Thursday, January 27, 2005

There's just something about it...

That place...the Cafe...it's great.

It started out about the music and the dancing and has become so much more. I can't explain what it is, but going to the Cafe on Wednesdays is kind of like going home. It's familiar. It's fun. The people are like my family. More and more I'm knowing the majority of the people there. They notice when I'm gone. I love them. Each one brings a different nuance of happiness to my evening, and meeting a new person or two every week just amplifies this feeling. Every week is better than the next. Every week I love it more. I love to smile at Westside Johnny on the stage and have him smile back. I love dancing the same silly dances and making the same silly faces with my friends. I love the hoops. And I love the drums. It's really hard for me to imagine what my life would be like without the Cafe anymore. I hope I never have to worry about that.

In other news...
I'm cooking up a great big monster post on body image. It all started as something of a silly joke. Chris had an assignment for his English class that he was dreading. I told him I'd write it for him and he declined, but I decided I'd write it anyway. So I started doing a little research and gathering some information.
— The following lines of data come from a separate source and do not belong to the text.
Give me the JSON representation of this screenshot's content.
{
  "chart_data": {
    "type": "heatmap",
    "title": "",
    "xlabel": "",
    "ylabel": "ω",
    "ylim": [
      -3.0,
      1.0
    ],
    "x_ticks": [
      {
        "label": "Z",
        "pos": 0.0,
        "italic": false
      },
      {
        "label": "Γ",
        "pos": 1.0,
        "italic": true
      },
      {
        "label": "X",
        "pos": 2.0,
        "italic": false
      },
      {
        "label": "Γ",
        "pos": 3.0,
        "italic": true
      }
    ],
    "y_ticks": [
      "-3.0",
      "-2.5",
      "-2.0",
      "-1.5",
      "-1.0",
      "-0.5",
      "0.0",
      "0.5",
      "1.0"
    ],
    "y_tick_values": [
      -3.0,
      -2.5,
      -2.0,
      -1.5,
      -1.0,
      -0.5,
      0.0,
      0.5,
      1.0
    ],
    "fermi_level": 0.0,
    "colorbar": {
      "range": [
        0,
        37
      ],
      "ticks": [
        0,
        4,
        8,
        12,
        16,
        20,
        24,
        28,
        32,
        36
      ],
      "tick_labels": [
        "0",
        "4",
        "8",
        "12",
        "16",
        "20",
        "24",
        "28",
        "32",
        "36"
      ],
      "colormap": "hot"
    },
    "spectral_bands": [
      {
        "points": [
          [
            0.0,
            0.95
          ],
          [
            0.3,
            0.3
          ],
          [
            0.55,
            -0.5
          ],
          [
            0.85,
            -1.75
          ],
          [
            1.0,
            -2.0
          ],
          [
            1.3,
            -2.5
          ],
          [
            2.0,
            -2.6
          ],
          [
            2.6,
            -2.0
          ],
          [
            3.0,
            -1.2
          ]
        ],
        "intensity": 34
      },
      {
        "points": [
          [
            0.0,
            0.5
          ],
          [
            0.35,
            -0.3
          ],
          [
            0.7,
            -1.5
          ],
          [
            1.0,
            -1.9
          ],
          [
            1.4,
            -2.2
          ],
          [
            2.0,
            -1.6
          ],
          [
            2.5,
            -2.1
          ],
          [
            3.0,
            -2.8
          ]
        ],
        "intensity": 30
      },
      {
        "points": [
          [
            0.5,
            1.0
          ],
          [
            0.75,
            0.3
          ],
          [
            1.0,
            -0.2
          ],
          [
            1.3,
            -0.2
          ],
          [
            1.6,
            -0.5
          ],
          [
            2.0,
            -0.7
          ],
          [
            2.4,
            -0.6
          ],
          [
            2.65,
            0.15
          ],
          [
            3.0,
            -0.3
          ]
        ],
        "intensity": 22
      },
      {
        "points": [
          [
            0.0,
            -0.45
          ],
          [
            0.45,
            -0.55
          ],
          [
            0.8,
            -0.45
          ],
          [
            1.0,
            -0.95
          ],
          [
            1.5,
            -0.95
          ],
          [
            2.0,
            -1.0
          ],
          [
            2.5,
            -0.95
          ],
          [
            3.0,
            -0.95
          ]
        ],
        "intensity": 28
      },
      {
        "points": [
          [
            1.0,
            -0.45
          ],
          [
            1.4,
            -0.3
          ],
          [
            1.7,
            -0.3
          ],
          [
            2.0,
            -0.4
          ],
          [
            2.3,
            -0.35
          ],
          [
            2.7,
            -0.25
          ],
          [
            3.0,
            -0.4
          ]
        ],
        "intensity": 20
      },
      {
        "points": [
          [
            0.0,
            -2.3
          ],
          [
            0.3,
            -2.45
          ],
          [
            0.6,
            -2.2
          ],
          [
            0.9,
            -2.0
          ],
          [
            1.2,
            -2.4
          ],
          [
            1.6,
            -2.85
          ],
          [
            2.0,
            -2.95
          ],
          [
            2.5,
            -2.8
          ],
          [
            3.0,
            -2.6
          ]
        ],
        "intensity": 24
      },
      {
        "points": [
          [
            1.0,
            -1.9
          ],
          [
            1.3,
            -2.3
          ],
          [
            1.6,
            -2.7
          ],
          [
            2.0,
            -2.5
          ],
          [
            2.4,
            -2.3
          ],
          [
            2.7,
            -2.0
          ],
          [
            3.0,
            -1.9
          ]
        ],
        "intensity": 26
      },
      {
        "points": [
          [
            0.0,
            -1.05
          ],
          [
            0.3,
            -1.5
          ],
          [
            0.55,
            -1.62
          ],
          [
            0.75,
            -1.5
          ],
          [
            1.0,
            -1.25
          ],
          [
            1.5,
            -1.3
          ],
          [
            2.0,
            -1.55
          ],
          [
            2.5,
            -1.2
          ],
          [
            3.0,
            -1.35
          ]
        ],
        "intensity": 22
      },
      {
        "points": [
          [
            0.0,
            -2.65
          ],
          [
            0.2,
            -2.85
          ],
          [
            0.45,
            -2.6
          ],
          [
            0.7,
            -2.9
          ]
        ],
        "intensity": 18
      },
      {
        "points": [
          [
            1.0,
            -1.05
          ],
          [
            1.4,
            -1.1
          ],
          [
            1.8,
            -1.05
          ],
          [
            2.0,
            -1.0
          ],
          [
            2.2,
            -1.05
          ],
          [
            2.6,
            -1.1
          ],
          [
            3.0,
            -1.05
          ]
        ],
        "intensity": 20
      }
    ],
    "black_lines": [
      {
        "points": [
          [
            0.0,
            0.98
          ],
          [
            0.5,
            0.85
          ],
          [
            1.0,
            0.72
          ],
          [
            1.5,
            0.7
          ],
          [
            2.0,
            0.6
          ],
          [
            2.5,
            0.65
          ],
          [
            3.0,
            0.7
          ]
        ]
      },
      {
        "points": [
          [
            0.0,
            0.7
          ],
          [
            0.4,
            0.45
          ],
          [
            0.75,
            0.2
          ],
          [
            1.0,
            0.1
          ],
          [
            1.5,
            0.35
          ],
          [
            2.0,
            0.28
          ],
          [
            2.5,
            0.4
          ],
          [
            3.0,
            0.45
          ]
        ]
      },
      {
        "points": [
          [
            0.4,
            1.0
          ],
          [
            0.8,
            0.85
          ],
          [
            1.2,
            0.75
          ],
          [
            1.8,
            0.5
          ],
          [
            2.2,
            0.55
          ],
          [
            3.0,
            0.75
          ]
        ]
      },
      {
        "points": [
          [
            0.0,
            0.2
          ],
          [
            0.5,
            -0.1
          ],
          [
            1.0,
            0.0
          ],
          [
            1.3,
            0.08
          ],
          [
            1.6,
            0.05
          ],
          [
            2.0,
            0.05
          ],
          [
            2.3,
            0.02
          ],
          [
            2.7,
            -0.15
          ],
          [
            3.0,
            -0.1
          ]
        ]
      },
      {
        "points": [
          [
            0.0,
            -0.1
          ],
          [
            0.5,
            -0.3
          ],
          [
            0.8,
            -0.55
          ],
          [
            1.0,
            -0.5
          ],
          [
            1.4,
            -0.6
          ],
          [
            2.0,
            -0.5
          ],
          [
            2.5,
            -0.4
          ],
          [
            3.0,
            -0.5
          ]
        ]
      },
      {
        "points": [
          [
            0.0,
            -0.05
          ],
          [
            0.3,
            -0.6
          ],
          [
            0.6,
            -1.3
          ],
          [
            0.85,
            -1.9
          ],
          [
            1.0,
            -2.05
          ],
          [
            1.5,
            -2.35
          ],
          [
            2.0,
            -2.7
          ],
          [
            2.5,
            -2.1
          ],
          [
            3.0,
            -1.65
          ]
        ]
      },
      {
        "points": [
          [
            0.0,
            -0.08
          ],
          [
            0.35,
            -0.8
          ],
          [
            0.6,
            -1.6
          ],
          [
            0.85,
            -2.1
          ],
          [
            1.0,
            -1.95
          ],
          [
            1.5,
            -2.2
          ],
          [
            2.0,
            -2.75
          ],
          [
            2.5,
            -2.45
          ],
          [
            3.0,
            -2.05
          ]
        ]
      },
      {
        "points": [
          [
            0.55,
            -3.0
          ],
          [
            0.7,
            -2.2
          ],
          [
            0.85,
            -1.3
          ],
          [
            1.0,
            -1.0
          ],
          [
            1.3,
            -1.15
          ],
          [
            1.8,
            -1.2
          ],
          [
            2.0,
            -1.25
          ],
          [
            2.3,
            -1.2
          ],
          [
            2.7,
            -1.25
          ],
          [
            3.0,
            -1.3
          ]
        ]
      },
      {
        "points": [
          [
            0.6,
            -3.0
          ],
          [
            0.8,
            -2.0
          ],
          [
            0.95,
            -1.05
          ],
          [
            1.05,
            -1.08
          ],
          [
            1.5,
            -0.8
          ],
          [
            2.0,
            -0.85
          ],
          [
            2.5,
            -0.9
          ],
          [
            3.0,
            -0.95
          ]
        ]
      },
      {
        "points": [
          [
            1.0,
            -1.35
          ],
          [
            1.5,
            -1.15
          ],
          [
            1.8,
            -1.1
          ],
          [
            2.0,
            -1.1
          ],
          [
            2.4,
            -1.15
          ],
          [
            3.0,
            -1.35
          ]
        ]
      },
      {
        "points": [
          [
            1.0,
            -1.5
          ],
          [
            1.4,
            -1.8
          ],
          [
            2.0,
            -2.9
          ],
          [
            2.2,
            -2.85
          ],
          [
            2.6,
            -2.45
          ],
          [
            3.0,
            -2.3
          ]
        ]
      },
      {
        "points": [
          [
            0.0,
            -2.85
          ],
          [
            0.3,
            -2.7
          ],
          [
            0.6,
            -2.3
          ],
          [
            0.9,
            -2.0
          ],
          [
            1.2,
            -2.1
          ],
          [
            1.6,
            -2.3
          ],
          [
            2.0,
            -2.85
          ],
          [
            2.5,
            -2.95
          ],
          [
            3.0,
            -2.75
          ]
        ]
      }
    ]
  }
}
Before long I remembered a story from my 5th grade year that proved a point exactly, but GEEZ what a long story. I'm still working on getting it out on paper. I may or may not attach the *actual* body image paper to the end of it - I may just let the story stand on its own. We'll see. Maybe I'll write both. After all...what else am I going to do but write? It's another one of my favorite things.

And finally...
What is my silly mind up to these days? Just waiting. I've decided that is my "plan" for now. Just wait. I'm not trying to change, influence, or actively seek an end. I just want to wait. I've taken a good long look at myself and come to appreciate what I am and what I offer. I see myself in the mirror and see someone that has the capacity to love without bounds. I see someone who deserves to be loved unconditionally as well. As much as I wish one of a few key people in my life would see this wonderful opportuinity and pounce on it, I am going to wait. If they don't see the great life that they could share with me then they don't deserve to have it. I will wait. I can wait. Someone will come along who is just the person for me. Someone will come along and will love me like I love him. And life won't be perfect, but it will be close.